Marcia Regina Berbel, na sua pesquisa sobre a origem do PT, tratando dos setores que convergem na sua fundação, assinala a relação do PT com os setores cristãos: ...A incorporação por parte do PT de importantes aspectos das posições defendidas pelos militantes da Igreja Popular levará à sua adesão ao partido em grande escala. "A opção natural pelo PT" é um dos títulos do trabalho de Ricardo Galletta, que analisa a política partidária e a Pastoral no Brasil (...) A frase decorre da constatação de que a "imensa maioria dos membros da pastoral popular que entraram na política partidária optaram pelo PT, o mesmo se podendo dizer se fizermos uma análise por diocese ou prelazia". Entre as principais razões apresentadas pelos entrevistados na pesquisa de Ricardo Galletta para a sua adesão ao PT encontram-se o seu caracter "classista", ou seja, um partido de trabalhadores em oposição à classe dos capitalistas, o que é entendido como uma "opção pelos pobres"; o fato de ser um partido construído de "baixo para cima", baseado em núcleos, o que se assemelha às CEBs; a presença mínima de "políticos profissionais" no PT com experiências negativas nesse sentido com o MDB; e a recusa pelo padrão tradicional dos partidos de esquerda (Berbel, 1991: 44).

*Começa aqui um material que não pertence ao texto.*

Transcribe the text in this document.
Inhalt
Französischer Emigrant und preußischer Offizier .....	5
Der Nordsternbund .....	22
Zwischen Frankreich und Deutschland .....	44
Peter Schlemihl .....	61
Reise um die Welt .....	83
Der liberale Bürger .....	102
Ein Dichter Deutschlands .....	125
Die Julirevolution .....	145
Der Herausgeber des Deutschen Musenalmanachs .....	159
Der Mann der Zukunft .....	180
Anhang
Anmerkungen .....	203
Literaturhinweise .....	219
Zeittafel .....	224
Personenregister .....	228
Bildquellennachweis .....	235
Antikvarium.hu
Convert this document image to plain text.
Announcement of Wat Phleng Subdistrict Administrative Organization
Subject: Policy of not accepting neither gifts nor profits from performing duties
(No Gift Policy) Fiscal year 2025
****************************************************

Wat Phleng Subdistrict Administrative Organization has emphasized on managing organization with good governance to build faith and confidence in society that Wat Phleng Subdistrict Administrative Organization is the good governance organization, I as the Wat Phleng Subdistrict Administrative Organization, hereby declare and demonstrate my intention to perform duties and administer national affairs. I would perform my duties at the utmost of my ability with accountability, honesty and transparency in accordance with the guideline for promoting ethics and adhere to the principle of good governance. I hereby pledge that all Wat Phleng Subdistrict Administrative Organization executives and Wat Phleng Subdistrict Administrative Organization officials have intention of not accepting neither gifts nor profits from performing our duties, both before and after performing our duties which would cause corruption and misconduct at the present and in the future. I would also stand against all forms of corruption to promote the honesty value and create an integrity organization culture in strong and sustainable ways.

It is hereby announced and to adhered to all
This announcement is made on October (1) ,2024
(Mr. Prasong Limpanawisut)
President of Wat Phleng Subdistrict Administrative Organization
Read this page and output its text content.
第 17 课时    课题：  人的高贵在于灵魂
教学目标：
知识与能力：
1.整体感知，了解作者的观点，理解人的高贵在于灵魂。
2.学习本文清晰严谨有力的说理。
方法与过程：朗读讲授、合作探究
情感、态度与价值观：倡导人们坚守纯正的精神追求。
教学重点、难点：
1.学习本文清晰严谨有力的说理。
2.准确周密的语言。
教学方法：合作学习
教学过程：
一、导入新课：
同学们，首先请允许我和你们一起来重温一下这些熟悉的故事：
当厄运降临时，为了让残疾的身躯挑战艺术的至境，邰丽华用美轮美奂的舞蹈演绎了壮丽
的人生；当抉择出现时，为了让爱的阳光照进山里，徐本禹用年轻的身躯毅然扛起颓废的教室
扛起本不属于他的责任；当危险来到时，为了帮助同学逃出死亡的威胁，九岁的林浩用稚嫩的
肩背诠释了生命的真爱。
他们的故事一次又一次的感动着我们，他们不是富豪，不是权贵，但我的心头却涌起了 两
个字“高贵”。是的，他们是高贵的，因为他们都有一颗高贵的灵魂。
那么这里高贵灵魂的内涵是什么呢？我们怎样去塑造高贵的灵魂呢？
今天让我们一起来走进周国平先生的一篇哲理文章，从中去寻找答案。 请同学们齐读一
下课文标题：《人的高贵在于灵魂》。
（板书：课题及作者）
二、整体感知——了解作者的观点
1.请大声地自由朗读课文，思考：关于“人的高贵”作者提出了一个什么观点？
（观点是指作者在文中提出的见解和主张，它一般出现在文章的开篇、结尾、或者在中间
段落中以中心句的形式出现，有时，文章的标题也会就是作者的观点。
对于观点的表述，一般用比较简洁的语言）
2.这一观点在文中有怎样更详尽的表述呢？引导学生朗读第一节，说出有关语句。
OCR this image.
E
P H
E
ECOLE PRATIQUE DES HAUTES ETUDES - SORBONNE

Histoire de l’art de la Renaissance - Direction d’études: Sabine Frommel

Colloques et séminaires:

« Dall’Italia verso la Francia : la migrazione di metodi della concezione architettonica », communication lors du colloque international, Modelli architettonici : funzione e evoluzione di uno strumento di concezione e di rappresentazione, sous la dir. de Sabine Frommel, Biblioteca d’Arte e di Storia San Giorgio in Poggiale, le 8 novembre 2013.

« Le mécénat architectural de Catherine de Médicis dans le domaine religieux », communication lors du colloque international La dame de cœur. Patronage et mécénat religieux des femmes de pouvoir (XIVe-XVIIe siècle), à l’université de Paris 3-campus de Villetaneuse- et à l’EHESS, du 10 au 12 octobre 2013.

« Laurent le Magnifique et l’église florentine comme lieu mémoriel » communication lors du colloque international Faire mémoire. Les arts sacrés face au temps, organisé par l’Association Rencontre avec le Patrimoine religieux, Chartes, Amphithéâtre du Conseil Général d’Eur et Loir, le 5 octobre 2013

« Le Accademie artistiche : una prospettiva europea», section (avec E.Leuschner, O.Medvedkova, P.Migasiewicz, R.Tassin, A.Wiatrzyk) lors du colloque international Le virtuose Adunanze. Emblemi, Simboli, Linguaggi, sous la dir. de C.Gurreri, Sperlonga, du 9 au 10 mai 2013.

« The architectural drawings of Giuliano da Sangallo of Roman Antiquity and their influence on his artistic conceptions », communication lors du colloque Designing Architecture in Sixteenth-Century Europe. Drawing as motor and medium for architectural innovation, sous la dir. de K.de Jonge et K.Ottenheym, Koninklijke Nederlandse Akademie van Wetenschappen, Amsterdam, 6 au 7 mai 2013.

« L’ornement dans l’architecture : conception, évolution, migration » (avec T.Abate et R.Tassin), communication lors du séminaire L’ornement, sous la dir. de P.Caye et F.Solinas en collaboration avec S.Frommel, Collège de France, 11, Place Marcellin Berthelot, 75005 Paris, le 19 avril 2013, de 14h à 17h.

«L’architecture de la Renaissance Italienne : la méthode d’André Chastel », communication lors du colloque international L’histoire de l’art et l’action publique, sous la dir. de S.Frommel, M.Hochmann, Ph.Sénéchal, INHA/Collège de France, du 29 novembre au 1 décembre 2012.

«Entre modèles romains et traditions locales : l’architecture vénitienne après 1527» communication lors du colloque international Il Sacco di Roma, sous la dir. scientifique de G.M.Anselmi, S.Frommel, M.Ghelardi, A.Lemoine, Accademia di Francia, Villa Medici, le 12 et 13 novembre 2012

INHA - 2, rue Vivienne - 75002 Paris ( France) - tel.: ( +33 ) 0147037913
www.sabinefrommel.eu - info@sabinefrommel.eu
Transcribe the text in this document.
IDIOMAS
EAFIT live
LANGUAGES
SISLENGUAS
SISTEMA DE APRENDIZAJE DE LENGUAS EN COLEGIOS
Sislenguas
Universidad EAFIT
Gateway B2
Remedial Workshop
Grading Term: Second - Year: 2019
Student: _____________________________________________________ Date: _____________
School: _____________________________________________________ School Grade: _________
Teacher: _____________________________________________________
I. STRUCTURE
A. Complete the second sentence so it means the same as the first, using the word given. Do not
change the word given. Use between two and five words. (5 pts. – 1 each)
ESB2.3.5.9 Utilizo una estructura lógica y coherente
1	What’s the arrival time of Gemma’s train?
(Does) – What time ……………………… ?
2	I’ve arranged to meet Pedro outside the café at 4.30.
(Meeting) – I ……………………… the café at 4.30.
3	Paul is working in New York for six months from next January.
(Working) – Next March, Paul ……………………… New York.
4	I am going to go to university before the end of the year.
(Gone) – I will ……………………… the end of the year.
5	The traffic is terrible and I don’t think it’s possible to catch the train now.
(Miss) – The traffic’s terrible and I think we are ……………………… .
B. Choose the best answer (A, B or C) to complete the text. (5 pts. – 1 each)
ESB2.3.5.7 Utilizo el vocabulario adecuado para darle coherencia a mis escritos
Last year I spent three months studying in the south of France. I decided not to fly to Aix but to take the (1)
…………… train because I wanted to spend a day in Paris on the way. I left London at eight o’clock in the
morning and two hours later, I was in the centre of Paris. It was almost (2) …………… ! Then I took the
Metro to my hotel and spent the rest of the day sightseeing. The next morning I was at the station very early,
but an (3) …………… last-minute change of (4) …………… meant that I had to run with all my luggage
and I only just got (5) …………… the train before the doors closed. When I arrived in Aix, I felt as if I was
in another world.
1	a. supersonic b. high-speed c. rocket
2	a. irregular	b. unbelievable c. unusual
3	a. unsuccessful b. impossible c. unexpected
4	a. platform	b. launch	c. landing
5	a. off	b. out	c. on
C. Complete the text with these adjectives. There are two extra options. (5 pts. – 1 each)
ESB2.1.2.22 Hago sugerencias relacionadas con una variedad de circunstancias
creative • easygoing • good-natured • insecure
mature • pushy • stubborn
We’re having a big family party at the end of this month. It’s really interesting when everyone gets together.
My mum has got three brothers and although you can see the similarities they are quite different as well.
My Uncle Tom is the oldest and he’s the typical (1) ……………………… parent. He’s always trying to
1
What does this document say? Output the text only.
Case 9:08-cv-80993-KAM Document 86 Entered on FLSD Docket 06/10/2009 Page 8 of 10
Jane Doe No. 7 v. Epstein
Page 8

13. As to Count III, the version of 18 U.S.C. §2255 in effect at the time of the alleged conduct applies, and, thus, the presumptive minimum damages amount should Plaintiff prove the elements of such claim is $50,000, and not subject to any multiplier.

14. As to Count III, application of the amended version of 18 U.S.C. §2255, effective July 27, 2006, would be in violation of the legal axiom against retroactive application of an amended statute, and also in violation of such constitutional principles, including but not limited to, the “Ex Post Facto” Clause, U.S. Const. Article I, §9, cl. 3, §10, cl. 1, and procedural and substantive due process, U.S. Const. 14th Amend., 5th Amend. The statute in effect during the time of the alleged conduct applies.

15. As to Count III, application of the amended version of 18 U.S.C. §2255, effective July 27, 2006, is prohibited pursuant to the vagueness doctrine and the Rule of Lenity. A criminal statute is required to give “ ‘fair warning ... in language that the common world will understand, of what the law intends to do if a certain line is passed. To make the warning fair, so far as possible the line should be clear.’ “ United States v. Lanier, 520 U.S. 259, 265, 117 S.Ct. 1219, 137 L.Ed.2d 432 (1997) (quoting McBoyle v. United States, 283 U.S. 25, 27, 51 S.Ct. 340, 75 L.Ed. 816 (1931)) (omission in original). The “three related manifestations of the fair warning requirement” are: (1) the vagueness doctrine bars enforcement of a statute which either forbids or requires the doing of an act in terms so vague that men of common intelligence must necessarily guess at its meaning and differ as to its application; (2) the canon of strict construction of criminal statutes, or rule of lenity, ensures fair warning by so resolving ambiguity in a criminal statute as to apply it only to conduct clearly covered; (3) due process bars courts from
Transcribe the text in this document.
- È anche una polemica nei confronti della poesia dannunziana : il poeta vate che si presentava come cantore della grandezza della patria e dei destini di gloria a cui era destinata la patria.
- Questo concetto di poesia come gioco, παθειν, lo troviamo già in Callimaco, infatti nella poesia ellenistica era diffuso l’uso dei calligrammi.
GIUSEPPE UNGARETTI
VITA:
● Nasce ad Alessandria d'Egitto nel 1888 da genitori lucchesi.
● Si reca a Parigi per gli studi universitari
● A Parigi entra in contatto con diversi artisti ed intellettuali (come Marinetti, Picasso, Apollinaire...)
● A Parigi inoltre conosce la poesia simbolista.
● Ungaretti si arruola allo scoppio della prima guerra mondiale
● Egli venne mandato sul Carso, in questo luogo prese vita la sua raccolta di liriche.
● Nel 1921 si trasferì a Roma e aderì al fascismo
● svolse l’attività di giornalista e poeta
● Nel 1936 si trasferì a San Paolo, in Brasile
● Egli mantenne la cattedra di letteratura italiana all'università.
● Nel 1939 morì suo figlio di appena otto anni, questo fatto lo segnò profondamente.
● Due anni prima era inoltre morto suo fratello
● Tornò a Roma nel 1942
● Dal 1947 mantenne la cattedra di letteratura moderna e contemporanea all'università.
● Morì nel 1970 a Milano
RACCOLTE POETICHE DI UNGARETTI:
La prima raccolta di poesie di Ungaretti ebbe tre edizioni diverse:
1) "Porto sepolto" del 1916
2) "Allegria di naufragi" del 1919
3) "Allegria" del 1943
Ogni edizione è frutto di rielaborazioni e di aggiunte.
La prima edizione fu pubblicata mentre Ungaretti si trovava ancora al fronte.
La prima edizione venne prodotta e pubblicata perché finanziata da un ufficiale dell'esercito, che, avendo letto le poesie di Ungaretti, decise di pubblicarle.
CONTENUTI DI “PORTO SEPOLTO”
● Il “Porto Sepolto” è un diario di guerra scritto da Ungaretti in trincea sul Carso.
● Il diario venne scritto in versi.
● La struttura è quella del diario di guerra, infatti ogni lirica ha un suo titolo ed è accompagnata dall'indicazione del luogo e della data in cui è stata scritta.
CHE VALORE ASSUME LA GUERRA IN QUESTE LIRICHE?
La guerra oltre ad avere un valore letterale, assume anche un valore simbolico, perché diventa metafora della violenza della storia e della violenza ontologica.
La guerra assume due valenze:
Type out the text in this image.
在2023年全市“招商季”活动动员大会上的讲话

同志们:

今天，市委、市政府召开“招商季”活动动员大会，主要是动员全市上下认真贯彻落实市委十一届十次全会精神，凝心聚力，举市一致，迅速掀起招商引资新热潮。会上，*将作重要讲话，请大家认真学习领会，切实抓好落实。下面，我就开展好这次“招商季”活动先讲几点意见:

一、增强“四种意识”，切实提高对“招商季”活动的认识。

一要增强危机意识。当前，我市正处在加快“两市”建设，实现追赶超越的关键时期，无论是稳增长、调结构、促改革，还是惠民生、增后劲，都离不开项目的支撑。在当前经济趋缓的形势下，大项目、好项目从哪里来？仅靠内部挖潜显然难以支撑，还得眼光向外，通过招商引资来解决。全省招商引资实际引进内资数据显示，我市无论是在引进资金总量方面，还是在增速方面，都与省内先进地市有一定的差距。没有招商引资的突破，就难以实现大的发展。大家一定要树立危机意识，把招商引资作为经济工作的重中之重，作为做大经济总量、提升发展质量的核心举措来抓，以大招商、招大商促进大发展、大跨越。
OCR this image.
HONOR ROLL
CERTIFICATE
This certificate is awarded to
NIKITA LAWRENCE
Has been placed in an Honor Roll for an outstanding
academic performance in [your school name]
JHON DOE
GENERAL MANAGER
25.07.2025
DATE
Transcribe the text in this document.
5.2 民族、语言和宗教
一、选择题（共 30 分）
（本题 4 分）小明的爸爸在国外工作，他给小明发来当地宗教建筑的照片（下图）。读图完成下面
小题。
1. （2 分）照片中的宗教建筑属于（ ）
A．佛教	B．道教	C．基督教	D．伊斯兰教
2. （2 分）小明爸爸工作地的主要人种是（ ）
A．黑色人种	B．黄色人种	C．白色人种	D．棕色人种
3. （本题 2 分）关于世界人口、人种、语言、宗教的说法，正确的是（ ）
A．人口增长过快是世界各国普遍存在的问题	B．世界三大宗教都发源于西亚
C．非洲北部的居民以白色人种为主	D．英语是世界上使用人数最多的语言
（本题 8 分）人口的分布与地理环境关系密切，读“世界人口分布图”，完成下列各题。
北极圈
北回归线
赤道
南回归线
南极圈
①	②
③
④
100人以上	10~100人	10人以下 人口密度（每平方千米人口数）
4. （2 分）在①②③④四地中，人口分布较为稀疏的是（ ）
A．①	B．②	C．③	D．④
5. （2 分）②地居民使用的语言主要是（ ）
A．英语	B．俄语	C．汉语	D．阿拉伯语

4.- Ideologicamente, ambos os partidos apresentam uma particular relação com o marxismo, não dogmática e aberta ao diálogo com outras formas de pensamento. Por outra parte, os dois partidos continuam operando com o conceito de "revolução", embora de forma ambígua, e denominando de "socialista" à sociedade que almejam construir. Nessa construção, ambos recuperam o conceito de "democracia" abandonado pela esquerda e o fazem um conceito central das novas elaborações. Nessa redefinição ideológica, em ambos os partidos aparecem vários dos conceitos do corpus teórico gramsciano articulando a formulação dos novos projetos de sociedade.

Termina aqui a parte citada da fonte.